Il nome “ghetto” sottende una storia lunga. Cominciata centinaia di anni fa, dove la fama degli ebrei di essere ottimi commercianti aveva imposto su di loro etichette spesso poco lusinghiere. Per questo si era chiesto che i commercianti fossero “circoscritti” all’interno di quartieri. Venezia, città di frontiera e commercialmente attiva fu la prima in Europa a costruirne uno.
Non per nulla, la parola ghetto, così diffusa in tutte le lingue, trae origine proprio da qui, dalla parola veneziana “geto”. Anticamente, nel primo medioevo, si trovava infatti in questa parte della città un’antica fonderia (un “geto” in veneziano) che serviva a forgiare le bombarde, i piccoli cannoni delle navi veneziane. Quando, per motivi politici, nel 1516 la Repubblica della Serenissima stabilì per legge che tutti gli ebrei dovessero vivere e risiedere qui, la popolazione proveniva per lo più dall’Europa Centrorientale e fu proprio a causa della loro pronuncia che il termine veneziano “geto”, venne storpiato in “gheto” (letto alla tedesca), originando il termine adottato da allora e diffuso in tutto il mondo.

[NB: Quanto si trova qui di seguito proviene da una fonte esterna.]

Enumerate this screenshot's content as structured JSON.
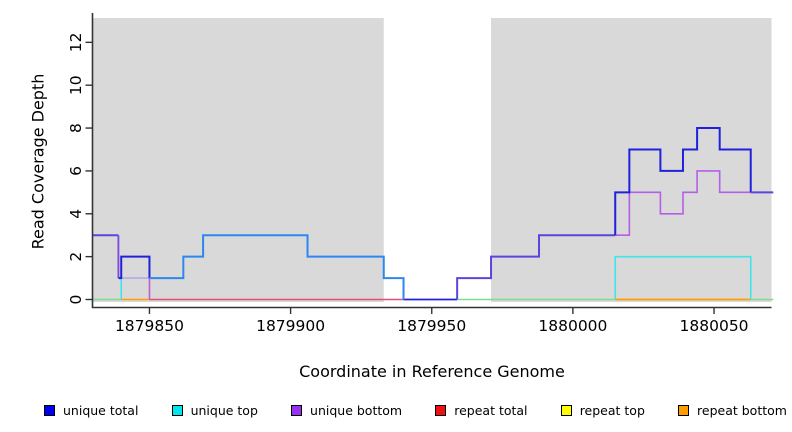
{
  "figure": {
    "xlabel": "Coordinate in Reference Genome",
    "ylabel": "Read Coverage Depth"
  },
  "axes": {
    "xticks": [
      {
        "value": 1879850,
        "label": "1879850"
      },
      {
        "value": 1879900,
        "label": "1879900"
      },
      {
        "value": 1879950,
        "label": "1879950"
      },
      {
        "value": 1880000,
        "label": "1880000"
      },
      {
        "value": 1880050,
        "label": "1880050"
      }
    ],
    "yticks": [
      {
        "value": 0,
        "label": "0"
      },
      {
        "value": 2,
        "label": "2"
      },
      {
        "value": 4,
        "label": "4"
      },
      {
        "value": 6,
        "label": "6"
      },
      {
        "value": 8,
        "label": "8"
      },
      {
        "value": 10,
        "label": "10"
      },
      {
        "value": 12,
        "label": "12"
      }
    ]
  },
  "legend": {
    "items": [
      {
        "label": "unique total",
        "color": "#0000ee"
      },
      {
        "label": "unique top",
        "color": "#00e5ee"
      },
      {
        "label": "unique bottom",
        "color": "#9a30f0"
      },
      {
        "label": "repeat total",
        "color": "#ee1111"
      },
      {
        "label": "repeat top",
        "color": "#ffff00"
      },
      {
        "label": "repeat bottom",
        "color": "#ff9d00"
      }
    ]
  },
  "chart_data": {
    "type": "line",
    "title": "",
    "xlabel": "Coordinate in Reference Genome",
    "ylabel": "Read Coverage Depth",
    "xlim": [
      1879830,
      1880071
    ],
    "ylim": [
      0,
      13.1
    ],
    "grid": false,
    "legend_position": "bottom",
    "panel_background": "#d9d9d9",
    "mask_region": {
      "from": 1879933,
      "to": 1879971,
      "color": "#ffffff"
    },
    "series": [
      {
        "name": "unique total",
        "color": "#2121dd",
        "steps": [
          [
            1879830,
            3
          ],
          [
            1879839,
            1
          ],
          [
            1879840,
            2
          ],
          [
            1879850,
            1
          ],
          [
            1879862,
            2
          ],
          [
            1879869,
            3
          ],
          [
            1879906,
            2
          ],
          [
            1879933,
            1
          ],
          [
            1879940,
            0
          ],
          [
            1879959,
            1
          ],
          [
            1879971,
            2
          ],
          [
            1879988,
            3
          ],
          [
            1880015,
            5
          ],
          [
            1880020,
            7
          ],
          [
            1880031,
            6
          ],
          [
            1880039,
            7
          ],
          [
            1880044,
            8
          ],
          [
            1880052,
            7
          ],
          [
            1880063,
            5
          ],
          [
            1880071,
            5
          ]
        ]
      },
      {
        "name": "unique top",
        "color": "#3fe5ea",
        "steps": [
          [
            1879830,
            0
          ],
          [
            1879840,
            1
          ],
          [
            1879862,
            2
          ],
          [
            1879869,
            3
          ],
          [
            1879906,
            2
          ],
          [
            1879933,
            1
          ],
          [
            1879940,
            0
          ],
          [
            1880015,
            2
          ],
          [
            1880063,
            0
          ],
          [
            1880071,
            0
          ]
        ]
      },
      {
        "name": "unique bottom",
        "color": "#b45fe6",
        "steps": [
          [
            1879830,
            3
          ],
          [
            1879839,
            1
          ],
          [
            1879850,
            0
          ],
          [
            1879959,
            1
          ],
          [
            1879971,
            2
          ],
          [
            1879988,
            3
          ],
          [
            1880020,
            5
          ],
          [
            1880031,
            4
          ],
          [
            1880039,
            5
          ],
          [
            1880044,
            6
          ],
          [
            1880052,
            5
          ],
          [
            1880071,
            5
          ]
        ]
      },
      {
        "name": "repeat total",
        "color": "#ee1111",
        "steps": [
          [
            1879830,
            0
          ],
          [
            1880071,
            0
          ]
        ]
      },
      {
        "name": "repeat top",
        "color": "#ffff00",
        "steps": [
          [
            1879830,
            0
          ],
          [
            1880071,
            0
          ]
        ]
      },
      {
        "name": "repeat bottom",
        "color": "#ff9d00",
        "steps": [
          [
            1879830,
            0
          ],
          [
            1880071,
            0
          ]
        ]
      }
    ],
    "visible_strokes": [
      {
        "name": "zero-green-left",
        "color": "#82d98f",
        "width": 1.6,
        "points": [
          [
            1879830,
            0
          ],
          [
            1879840,
            0
          ]
        ]
      },
      {
        "name": "zero-orange-left",
        "color": "#ff9d00",
        "width": 1.6,
        "points": [
          [
            1879840,
            0
          ],
          [
            1879850,
            0
          ]
        ]
      },
      {
        "name": "zero-red-mid",
        "color": "#e14f72",
        "width": 1.4,
        "points": [
          [
            1879850,
            0
          ],
          [
            1879940,
            0
          ]
        ]
      },
      {
        "name": "zero-blue-gap",
        "color": "#2121dd",
        "width": 1.8,
        "points": [
          [
            1879940,
            0
          ],
          [
            1879959,
            0
          ]
        ]
      },
      {
        "name": "zero-green-mid",
        "color": "#82d98f",
        "width": 1.6,
        "points": [
          [
            1879959,
            0
          ],
          [
            1880015,
            0
          ]
        ]
      },
      {
        "name": "zero-orange-right",
        "color": "#ff9d00",
        "width": 1.8,
        "points": [
          [
            1880015,
            0
          ],
          [
            1880063,
            0
          ]
        ]
      },
      {
        "name": "zero-green-right",
        "color": "#82d98f",
        "width": 1.6,
        "points": [
          [
            1880063,
            0
          ],
          [
            1880071,
            0
          ]
        ]
      },
      {
        "name": "lavender-left-1",
        "color": "#b9a6ec",
        "width": 1.6,
        "points": [
          [
            1879839,
            1
          ],
          [
            1879850,
            1
          ]
        ]
      },
      {
        "name": "cyan-left-drop",
        "color": "#3fe5ea",
        "width": 1.6,
        "points": [
          [
            1879840,
            1
          ],
          [
            1879840,
            0
          ]
        ]
      },
      {
        "name": "magenta-drop-1879850",
        "color": "#c35bd0",
        "width": 1.6,
        "points": [
          [
            1879850,
            1
          ],
          [
            1879850,
            0
          ]
        ]
      },
      {
        "name": "purple-left-drop",
        "color": "#7b47e0",
        "width": 1.8,
        "points": [
          [
            1879839,
            3
          ],
          [
            1879839,
            1
          ]
        ]
      },
      {
        "name": "violet-left-3",
        "color": "#5c44de",
        "width": 2.0,
        "points": [
          [
            1879830,
            3
          ],
          [
            1879839,
            3
          ]
        ]
      },
      {
        "name": "blue-left-box",
        "color": "#2121dd",
        "width": 2.0,
        "points": [
          [
            1879839,
            1
          ],
          [
            1879840,
            1
          ],
          [
            1879840,
            2
          ],
          [
            1879850,
            2
          ],
          [
            1879850,
            1
          ]
        ]
      },
      {
        "name": "lightblue-mid",
        "color": "#2d87f0",
        "width": 2.0,
        "points": [
          [
            1879850,
            1
          ],
          [
            1879862,
            1
          ],
          [
            1879862,
            2
          ],
          [
            1879869,
            2
          ],
          [
            1879869,
            3
          ],
          [
            1879906,
            3
          ],
          [
            1879906,
            2
          ],
          [
            1879933,
            2
          ],
          [
            1879933,
            1
          ],
          [
            1879940,
            1
          ],
          [
            1879940,
            0
          ]
        ]
      },
      {
        "name": "violet-rise-mid",
        "color": "#5c44de",
        "width": 2.0,
        "points": [
          [
            1879959,
            0
          ],
          [
            1879959,
            1
          ],
          [
            1879971,
            1
          ],
          [
            1879971,
            2
          ],
          [
            1879988,
            2
          ],
          [
            1879988,
            3
          ],
          [
            1880015,
            3
          ]
        ]
      },
      {
        "name": "cyan-right-box",
        "color": "#3fe5ea",
        "width": 1.6,
        "points": [
          [
            1880015,
            0
          ],
          [
            1880015,
            2
          ],
          [
            1880063,
            2
          ],
          [
            1880063,
            0
          ]
        ]
      },
      {
        "name": "orchid-right",
        "color": "#b45fe6",
        "width": 1.6,
        "points": [
          [
            1880015,
            3
          ],
          [
            1880020,
            3
          ],
          [
            1880020,
            5
          ],
          [
            1880031,
            5
          ],
          [
            1880031,
            4
          ],
          [
            1880039,
            4
          ],
          [
            1880039,
            5
          ],
          [
            1880044,
            5
          ],
          [
            1880044,
            6
          ],
          [
            1880052,
            6
          ],
          [
            1880052,
            5
          ],
          [
            1880063,
            5
          ]
        ]
      },
      {
        "name": "blue-right-steps",
        "color": "#2121dd",
        "width": 2.0,
        "points": [
          [
            1880015,
            3
          ],
          [
            1880015,
            5
          ],
          [
            1880020,
            5
          ],
          [
            1880020,
            7
          ],
          [
            1880031,
            7
          ],
          [
            1880031,
            6
          ],
          [
            1880039,
            6
          ],
          [
            1880039,
            7
          ],
          [
            1880044,
            7
          ],
          [
            1880044,
            8
          ],
          [
            1880052,
            8
          ],
          [
            1880052,
            7
          ],
          [
            1880063,
            7
          ],
          [
            1880063,
            5
          ]
        ]
      },
      {
        "name": "violet-right-tail",
        "color": "#5c44de",
        "width": 2.0,
        "points": [
          [
            1880063,
            5
          ],
          [
            1880071,
            5
          ]
        ]
      }
    ]
  }
}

La presenza ebraica a Venezia è attestata già prima dell’anno mille, anche se bisognerà aspettare il tardo Trecento per poter apprezzare un insediamento consistente e stabile. A poco a poco, nonostante l’alternarsi di permessi e divieti di soggiorno in città, gli ebrei divennero a Venezia un nucleo considerevole e avvertendo la necessità di organizzarne la presenza, il governo della Repubblica, con decreto del 29 marzo 1516, stabilì obblighi e restrizioni per tutta la popolazione ebraica. Si decise così, che tutti, dovessero vivere in una sola zona della città, senza poter uscirne né di notte né durante le festività cristiane.
La zona del ghetto già a quel tempo si presentava come al giorno d’oggi: una piccola isola, circondata da canali, i cui accessi avvengono solo tramite due ponti. In corrispondenza di questi, un tempo, c’erano dei robusti cancelli, che venivano chiusi e sorvegliati di notte, poiché agli abitanti era permesso uscire dal quartiere solo di giorno e con appositi segni distintivi. Se fate attenzione, ancora oggi, si possono vedere i fori dove affondavano i cardini dei cancelli.

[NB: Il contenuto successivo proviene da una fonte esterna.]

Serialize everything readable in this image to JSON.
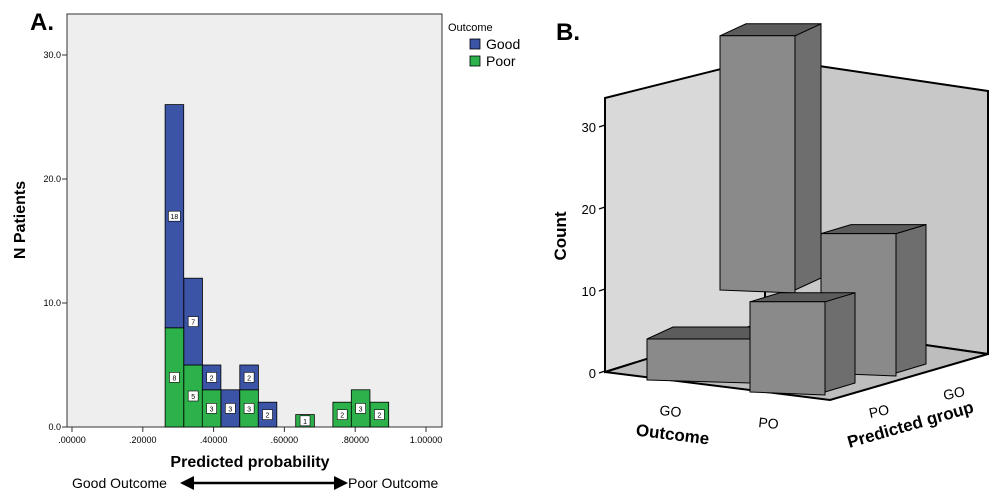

Le sinagoghe del ghetto sono difficilmente riconoscibili dall’esterno, essendo ricavate all’ interno di palazzi preesistenti e si trovano tutte all’ ultimo piano, giacché per religione non può esserci nulla di terreno al di sopra della sinagoga.La sinagoga è considerata qualcosa di più complesso di un luogo di preghiera. Sono luoghi di aggregazione dove vengono prese le decisioni più importanti per la comunità, si celebrano i passi più importanti per la persona e ci si ritrova per leggere e commentare pezzi del libro sacro, la Torah. Perché le “riunioni” possano avere luogo, è necessario che ci siano almeno 10 uomini presenti. Tutti i presenti possono inoltre leggere pezzi della Bibbia, ma solo il rabbino può commentarli. Le donne che desiderano prender parte a questi incontri possono assistere da una zona separata rispetto agli uomini, in un matroneo sopraelevato o separate da apposite grate.